After 9/11, Pence's first reaction was to gather his staff in prayer. Aides and other politicians often saw him reading his Bible, and Pence would cite specific verses to justify policy arguments. "My support for Israel stems largely from my personal faith," he told Congressional Quarterly in 2002. "In the Bible, God promises Abraham, 'Those who bless you I will bless, and those who curse you I will curse.' "

Fehrman said something about Pence changed when he ran for governor of Indiana. "You could no longer get Pence to address his faith, past or present. When I interviewed him in 2012, I asked about the peculiarities in his religious biography; each time, he evaded. Could he help me understand his strange spiritual journey?" posed Fehrman.

"I cherish my Catholic upbringing," Pence replied.

When Fehrman asked Pence to explain why his faith shifted again in the mid-1990s, Pence said his family "just felt drawn to worship at an evangelical church."

Could he define himself as a believer? "I'm a pretty ordinary Christian, trying to make that faith real every day," Fehrman said was Pence's response.

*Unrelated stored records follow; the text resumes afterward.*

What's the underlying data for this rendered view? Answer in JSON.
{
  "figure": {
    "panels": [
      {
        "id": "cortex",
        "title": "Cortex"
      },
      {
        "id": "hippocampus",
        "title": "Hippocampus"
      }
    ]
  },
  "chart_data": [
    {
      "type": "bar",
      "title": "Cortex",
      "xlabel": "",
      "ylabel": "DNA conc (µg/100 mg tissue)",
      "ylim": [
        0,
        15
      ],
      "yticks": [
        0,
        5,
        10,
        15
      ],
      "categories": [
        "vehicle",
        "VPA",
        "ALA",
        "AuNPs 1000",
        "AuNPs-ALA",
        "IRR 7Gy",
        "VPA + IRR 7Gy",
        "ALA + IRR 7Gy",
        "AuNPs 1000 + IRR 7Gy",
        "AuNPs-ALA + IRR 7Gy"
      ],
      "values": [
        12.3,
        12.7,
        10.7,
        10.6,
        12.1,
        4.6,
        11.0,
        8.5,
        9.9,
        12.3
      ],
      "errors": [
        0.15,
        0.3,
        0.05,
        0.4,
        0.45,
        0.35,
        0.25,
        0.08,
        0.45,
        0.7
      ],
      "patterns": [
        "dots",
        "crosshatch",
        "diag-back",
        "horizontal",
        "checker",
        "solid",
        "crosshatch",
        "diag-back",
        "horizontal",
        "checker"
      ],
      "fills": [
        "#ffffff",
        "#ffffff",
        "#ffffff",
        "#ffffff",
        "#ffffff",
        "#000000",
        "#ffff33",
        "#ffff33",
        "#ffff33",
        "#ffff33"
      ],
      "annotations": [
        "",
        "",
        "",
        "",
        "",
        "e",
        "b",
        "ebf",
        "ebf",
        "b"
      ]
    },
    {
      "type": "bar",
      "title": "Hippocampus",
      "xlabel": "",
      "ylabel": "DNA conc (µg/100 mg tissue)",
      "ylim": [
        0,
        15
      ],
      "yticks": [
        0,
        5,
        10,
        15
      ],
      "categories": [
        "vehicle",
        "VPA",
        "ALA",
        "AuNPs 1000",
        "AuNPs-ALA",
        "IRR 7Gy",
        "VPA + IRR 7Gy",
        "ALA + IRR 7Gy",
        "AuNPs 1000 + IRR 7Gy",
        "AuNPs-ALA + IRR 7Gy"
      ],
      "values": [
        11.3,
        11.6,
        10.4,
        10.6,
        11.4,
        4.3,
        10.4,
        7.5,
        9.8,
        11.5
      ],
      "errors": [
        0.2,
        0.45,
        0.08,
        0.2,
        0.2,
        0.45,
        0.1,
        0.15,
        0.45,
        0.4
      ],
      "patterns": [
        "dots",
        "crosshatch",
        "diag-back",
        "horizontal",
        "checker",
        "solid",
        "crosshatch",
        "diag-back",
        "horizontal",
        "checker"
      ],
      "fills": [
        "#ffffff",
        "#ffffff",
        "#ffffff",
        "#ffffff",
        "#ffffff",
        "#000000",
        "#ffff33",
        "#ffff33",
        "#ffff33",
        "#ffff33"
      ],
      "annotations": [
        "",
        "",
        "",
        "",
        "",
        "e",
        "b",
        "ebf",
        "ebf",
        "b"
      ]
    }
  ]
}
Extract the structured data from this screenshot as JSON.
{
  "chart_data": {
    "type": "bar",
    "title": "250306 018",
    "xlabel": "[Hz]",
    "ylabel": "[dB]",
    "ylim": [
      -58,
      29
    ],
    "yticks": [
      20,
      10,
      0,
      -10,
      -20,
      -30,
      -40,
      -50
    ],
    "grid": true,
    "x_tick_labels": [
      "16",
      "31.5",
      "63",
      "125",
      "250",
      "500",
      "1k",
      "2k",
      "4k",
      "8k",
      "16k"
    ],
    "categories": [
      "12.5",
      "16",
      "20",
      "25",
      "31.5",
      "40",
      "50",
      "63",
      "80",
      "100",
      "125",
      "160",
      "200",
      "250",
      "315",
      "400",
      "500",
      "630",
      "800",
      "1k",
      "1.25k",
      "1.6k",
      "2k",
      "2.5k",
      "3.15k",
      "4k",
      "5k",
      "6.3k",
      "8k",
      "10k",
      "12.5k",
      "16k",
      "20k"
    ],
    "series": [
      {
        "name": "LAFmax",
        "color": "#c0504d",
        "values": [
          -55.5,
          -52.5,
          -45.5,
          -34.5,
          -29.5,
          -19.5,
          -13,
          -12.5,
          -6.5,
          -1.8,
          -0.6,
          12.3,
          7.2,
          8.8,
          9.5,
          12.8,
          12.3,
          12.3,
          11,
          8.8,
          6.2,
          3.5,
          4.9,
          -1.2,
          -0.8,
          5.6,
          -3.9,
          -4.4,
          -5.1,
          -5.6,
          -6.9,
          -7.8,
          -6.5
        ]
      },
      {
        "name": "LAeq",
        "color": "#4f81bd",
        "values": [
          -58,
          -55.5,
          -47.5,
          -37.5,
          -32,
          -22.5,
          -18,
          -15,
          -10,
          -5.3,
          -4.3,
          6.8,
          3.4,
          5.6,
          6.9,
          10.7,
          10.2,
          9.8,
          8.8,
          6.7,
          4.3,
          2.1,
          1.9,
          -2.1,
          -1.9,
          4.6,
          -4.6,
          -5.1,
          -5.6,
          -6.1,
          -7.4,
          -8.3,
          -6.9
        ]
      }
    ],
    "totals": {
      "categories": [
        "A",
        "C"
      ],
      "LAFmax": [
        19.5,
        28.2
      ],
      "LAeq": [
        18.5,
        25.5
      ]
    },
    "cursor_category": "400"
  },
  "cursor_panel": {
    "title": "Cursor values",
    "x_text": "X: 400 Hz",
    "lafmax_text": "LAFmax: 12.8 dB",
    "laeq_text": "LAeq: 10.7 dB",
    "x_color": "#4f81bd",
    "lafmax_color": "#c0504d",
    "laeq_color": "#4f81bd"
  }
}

Fehrman said Pence's sudden about-face "was all by design."

While reporting Pence's profile, Fehrman said he learned of a private meeting Pence held in the fall of 2010. "With his closest aides, he'd plotted out how to run for governor-and how to downplay a record in Congress that included trying to defund Planned Parenthood and trying to block the repeal of 'Don't Ask, Don't Tell,' among other social-conservative stands. Instead of highlighting those stands, as at least one adviser had urged him to do, Pence decided to sell himself as a technocratic 'jobs and schools' candidate," according to Fehrman.

 When Fehrman asked Pence about the special meeting, he replied, "It was a private meeting."

Once elected, Pence began pushing a very different agenda, according to Fehrman. "While the most notorious example came when he signed the state's Religious Freedom Restoration Act in 2015, Pence's faith has driven decisions big and small. It led him to sign a new anti-abortion law so restrictive that the American Civil Liberties Union is now suing the state. It led him to award a $3.5 million contract to Real Alternatives, a nonprofit that pushes abstinence education and urges pregnant women not to abort," stated Fehrman in Slate.

Fehrman points to Pence's beliefs shifting at least twice-from his family's Catholicism to an idiosyncratic evangelical Christianity, and from that to a more hardened and ideological version of the same. "If, as he insists, faith does indeed order his life, why did he stop being so open about it? Why strip the evangelizing from his evangelicalism?" the author posed.

"The easiest answer seems to be that he decided that as his political ambitions grew his public religiosity needed to shrink."